#### Linkages Problem

From Advanced Analytics with Spark, 2nd Edition.  
*2. Introduction to Data Analysis with Scala and Spark*

In [173]:
// Read in the data. Since we're on running on local Spark, only read 1/10 partitions (~500k rows)
val dat = spark.read
    .option("header", "true")
    .option("nullValue", "?")
    .option("inferSchema", "true")
    .csv("./data/linkages.csv")
dat.getClass

/*
Using schema inference requires an extra pass over the data. 
If we know the schema ahead of time, define it using `org.apache.spark.sql.types.StructType`,
and pass it to the reader. 
This can improve performance significantly.
*/

dat = [id_1: int, id_2: int ... 10 more fields]


class org.apache.spark.sql.Dataset

In [174]:
// Exploratory analysis
dat.count

574913

In [81]:
dat.printSchema()

root
 |-- id_1: integer (nullable = true)
 |-- id_2: integer (nullable = true)
 |-- cmp_fname_c1: double (nullable = true)
 |-- cmp_fname_c2: double (nullable = true)
 |-- cmp_lname_c1: double (nullable = true)
 |-- cmp_lname_c2: double (nullable = true)
 |-- cmp_sex: integer (nullable = true)
 |-- cmp_bd: integer (nullable = true)
 |-- cmp_bm: integer (nullable = true)
 |-- cmp_by: integer (nullable = true)
 |-- cmp_plz: integer (nullable = true)
 |-- is_match: boolean (nullable = true)



In [34]:
dat.take(5)

0,1,2,3,4,5,6,7,8,9,10,11
37291,53113,0.833333333333333,,1.0,,1,1,1,1,0,True
39086,47614,1.0,,1.0,,1,1,1,1,1,True
70031,70237,1.0,,1.0,,1,1,1,1,1,True
84795,97439,1.0,,1.0,,1,1,1,1,1,True
36950,42116,1.0,,1.0,1.0,1,1,1,1,1,True


For the above 3 operations, Spark has reread and reprocessed the data each time. To avoid this, we `.cache()` the dataframe.

In [38]:
dat.cache()
dat.count
dat.take(2)

0,1,2,3,4,5,6,7,8,9,10,11
37291,53113,0.833333333333333,,1.0,,1,1,1,1,0,True
39086,47614,1.0,,1.0,,1,1,1,1,1,True


#### Notes on Caching

> Spark defines a few different mechanisms, or StorageLevel values, for persisting data. cache() is shorthand for persist(StorageLevel.MEMORY), which stores the rows as unserialized Java objects. When Spark estimates that a partition will not fit in memory, it simply will not store it, and it will be recomputed the next time it’s needed. This level makes the most sense when the objects will be referenced frequently and/or require low-latency access, because it avoids any serialization overhead. Its drawback is that it takes up larger amounts of memory than its alternatives. Also, holding on to many small objects puts pressure on Java’s garbage collection, which can result in stalls and general slowness.
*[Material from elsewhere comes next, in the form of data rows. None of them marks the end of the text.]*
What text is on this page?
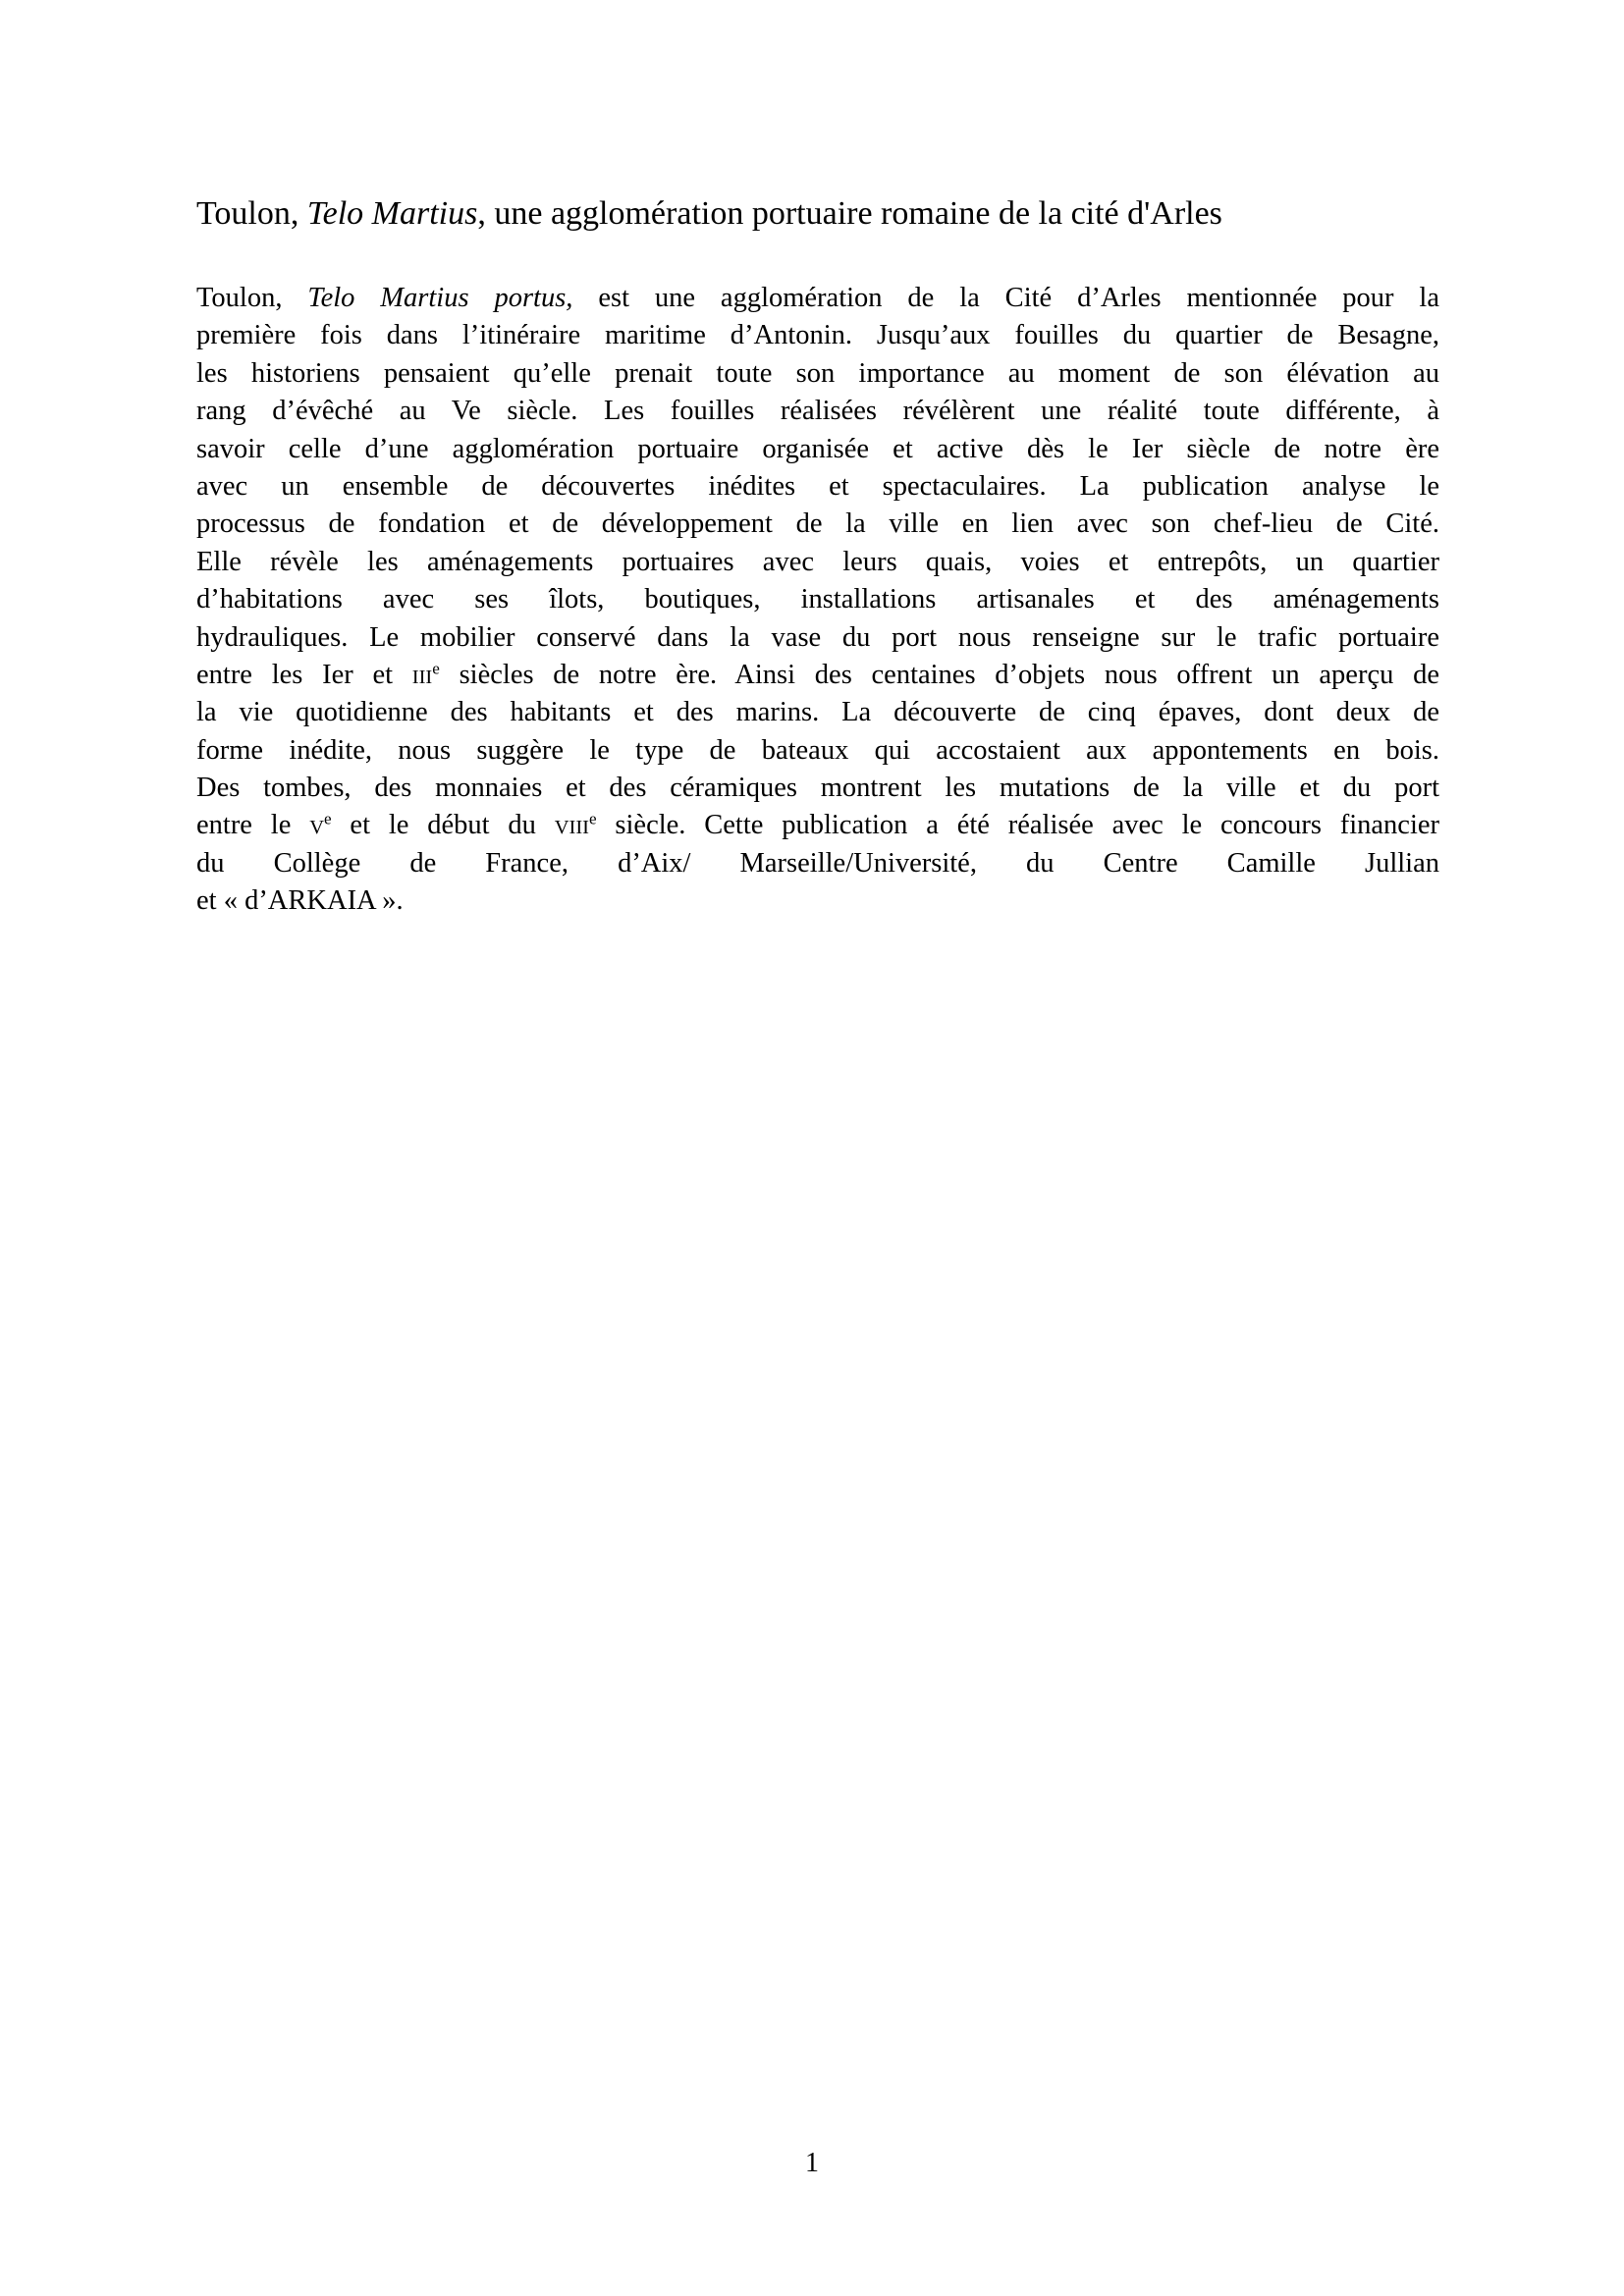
Toulon, Telo Martius, une agglomération portuaire romaine de la cité d'Arles
Toulon, Telo Martius portus, est une agglomération de la Cité d’Arles mentionnée pour la
première fois dans l’itinéraire maritime d’Antonin. Jusqu’aux fouilles du quartier de Besagne,
les historiens pensaient qu’elle prenait toute son importance au moment de son élévation au
rang d’évêché au Ve siècle. Les fouilles réalisées révélèrent une réalité toute différente, à
savoir celle d’une agglomération portuaire organisée et active dès le Ier siècle de notre ère
avec un ensemble de découvertes inédites et spectaculaires. La publication analyse le
processus de fondation et de développement de la ville en lien avec son chef-lieu de Cité.
Elle révèle les aménagements portuaires avec leurs quais, voies et entrepôts, un quartier
d’habitations avec ses îlots, boutiques, installations artisanales et des aménagements
hydrauliques. Le mobilier conservé dans la vase du port nous renseigne sur le trafic portuaire
entre les Ier et IIIe siècles de notre ère. Ainsi des centaines d’objets nous offrent un aperçu de
la vie quotidienne des habitants et des marins. La découverte de cinq épaves, dont deux de
forme inédite, nous suggère le type de bateaux qui accostaient aux appontements en bois.
Des tombes, des monnaies et des céramiques montrent les mutations de la ville et du port
entre le Ve et le début du VIIIe siècle. Cette publication a été réalisée avec le concours financier
du Collège de France, d’Aix/ Marseille/Université, du Centre Camille Jullian
et « d’ARKAIA ».
1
> Spark also exposes a MEMORY_SER storage level, which allocates large byte buffers in memory and serializes the records into them. When we use the right format (more on this in a bit), serialized data usually takes up two to five times less space than its raw equivalent.

> Spark can use disk for caching data as well. The MEMORY_AND_DISK and MEMORY_AND_DISK_SER are similar to the MEMORY and MEMORY_SER storage levels, respectively. For the latter two, if a partition will not fit in memory, it is simply not stored, meaning that it must be recomputed from its dependencies the next time an action uses it. For the former, Spark spills partitions that will not fit in memory to disk.

> Although both DataFrames and RDDs can be cached, Spark can use the detailed knowledge of the data stored with a data frame available via the DataFrame’s schema to persist the data far more efficiently than it can with Java objects stored inside of RDDs.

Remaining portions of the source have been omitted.